Background: Enamel matrix derivative (EMD), the active component of Emdogain®, is a viable option in the treatment of periodontal disease owing to its ability to regenerate lost tissue. It is believed to mimic odontogenesis, though the details of its functioning remain the focus of current research.
Objective: The aim of this article is to review all relevant literature reporting on the composition/characterization of EMD as well as the effects of EMD, and its components amelogenin and ameloblastin, on the behavior of various cell types in vitro. In this way, insight into the underlying mechanism of regeneration will be garnered and utilized to propose a model for the molecular arrangement and functioning of EMD.
Methods: A review of in vitro studies of EMD, or components of EMD, was performed using key words "enamel matrix proteins" OR "EMD" OR "Emdogain" OR "amelogenin" OR "ameloblastin" OR "sheath proteins" AND "cells." Results of this analysis, together with current knowledge on the molecular composition of EMD and the structure and regulation of its components, are then used to present a model of EMD functioning.

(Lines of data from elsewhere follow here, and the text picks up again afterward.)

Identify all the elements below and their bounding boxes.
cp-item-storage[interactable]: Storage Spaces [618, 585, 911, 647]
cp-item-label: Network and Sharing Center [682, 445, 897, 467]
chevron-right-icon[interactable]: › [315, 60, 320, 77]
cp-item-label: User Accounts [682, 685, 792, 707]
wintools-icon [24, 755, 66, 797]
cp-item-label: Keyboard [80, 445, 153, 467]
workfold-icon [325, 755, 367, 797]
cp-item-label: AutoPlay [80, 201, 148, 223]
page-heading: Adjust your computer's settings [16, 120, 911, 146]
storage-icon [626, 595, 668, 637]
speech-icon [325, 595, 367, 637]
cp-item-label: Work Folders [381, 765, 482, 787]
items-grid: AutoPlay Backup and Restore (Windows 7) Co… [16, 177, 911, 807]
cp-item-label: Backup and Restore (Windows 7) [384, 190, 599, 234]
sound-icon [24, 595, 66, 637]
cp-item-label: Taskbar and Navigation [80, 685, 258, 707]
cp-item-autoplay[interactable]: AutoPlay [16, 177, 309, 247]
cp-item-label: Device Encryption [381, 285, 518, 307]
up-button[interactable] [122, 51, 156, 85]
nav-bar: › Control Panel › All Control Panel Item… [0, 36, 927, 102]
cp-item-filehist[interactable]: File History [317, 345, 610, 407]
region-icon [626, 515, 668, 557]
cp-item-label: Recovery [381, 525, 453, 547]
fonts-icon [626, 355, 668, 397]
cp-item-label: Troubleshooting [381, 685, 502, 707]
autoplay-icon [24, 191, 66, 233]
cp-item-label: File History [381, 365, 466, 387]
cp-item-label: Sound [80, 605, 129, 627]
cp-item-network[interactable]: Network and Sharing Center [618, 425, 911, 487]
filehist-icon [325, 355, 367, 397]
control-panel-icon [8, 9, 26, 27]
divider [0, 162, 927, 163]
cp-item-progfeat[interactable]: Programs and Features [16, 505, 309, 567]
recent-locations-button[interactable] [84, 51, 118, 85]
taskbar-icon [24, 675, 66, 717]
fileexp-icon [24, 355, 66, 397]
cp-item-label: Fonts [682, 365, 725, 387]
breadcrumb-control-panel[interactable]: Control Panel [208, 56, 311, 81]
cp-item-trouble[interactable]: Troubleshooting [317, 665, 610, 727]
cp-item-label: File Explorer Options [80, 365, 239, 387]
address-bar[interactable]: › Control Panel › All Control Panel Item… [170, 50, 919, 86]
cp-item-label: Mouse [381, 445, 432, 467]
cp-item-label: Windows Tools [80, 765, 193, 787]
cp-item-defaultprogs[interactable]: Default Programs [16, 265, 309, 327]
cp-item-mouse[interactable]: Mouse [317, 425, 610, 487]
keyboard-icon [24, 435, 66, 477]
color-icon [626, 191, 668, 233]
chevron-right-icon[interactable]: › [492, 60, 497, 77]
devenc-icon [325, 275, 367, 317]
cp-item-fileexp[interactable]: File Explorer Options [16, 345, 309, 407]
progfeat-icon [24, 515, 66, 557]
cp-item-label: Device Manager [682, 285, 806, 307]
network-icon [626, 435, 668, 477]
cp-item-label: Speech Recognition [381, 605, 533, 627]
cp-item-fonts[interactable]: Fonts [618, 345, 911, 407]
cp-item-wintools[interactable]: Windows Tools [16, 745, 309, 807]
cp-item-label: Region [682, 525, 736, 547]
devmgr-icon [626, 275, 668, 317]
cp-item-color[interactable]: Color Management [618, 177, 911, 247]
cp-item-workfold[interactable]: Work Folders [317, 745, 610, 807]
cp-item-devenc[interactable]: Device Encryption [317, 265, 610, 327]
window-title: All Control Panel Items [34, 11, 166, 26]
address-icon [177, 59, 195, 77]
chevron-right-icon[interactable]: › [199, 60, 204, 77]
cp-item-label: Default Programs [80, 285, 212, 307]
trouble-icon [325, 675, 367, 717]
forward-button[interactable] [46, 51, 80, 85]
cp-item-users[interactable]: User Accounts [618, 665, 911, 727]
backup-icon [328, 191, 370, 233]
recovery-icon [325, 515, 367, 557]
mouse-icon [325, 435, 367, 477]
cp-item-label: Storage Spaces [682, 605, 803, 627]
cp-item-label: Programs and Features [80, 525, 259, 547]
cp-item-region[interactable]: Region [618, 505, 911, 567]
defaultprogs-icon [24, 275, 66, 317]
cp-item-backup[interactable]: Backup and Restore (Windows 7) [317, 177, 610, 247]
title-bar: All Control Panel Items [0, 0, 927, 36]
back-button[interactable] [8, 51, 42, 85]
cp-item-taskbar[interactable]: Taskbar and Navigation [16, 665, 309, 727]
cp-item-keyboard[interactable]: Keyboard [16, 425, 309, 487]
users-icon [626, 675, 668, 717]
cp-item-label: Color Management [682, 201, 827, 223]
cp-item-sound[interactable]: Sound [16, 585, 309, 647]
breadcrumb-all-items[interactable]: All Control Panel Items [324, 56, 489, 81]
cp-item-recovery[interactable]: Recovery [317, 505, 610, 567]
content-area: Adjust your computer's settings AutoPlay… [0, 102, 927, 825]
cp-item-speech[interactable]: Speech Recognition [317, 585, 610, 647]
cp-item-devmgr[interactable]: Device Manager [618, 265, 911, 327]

Results: Characterization of the molecular composition of EMD confirmed that amelogenin proteins, including their enzymatically cleaved and alternatively spliced fragments, dominate the protein complex (>90%). A small presence of ameloblastin has also been reported. Analysis of the effects of EMD indicated that gene expression, protein production, proliferation, and differentiation of various cell types are affected and often enhanced by EMD, particularly for periodontal ligament and osteoblastic cell types. EMD also stimulated angiogenesis. In contrast, EMD had a cytostatic effect on epithelial cells. Full-length amelogenin elicited similar effects to EMD, though to a lesser extent. Both the leucine-rich amelogenin peptide and the ameloblastin peptides demonstrated osteogenic effects. A model for molecular structure and functioning of EMD involving nanosphere formation, aggregation, and dissolution is presented.
Conclusions: EMD elicits a regenerative response in periodontal tissues that is only partly replicated by amelogenin or ameloblastin components. A synergistic effect among the various proteins and with the cells, as well as a temporal effect, may prove important aspects of the EMD response in vivo.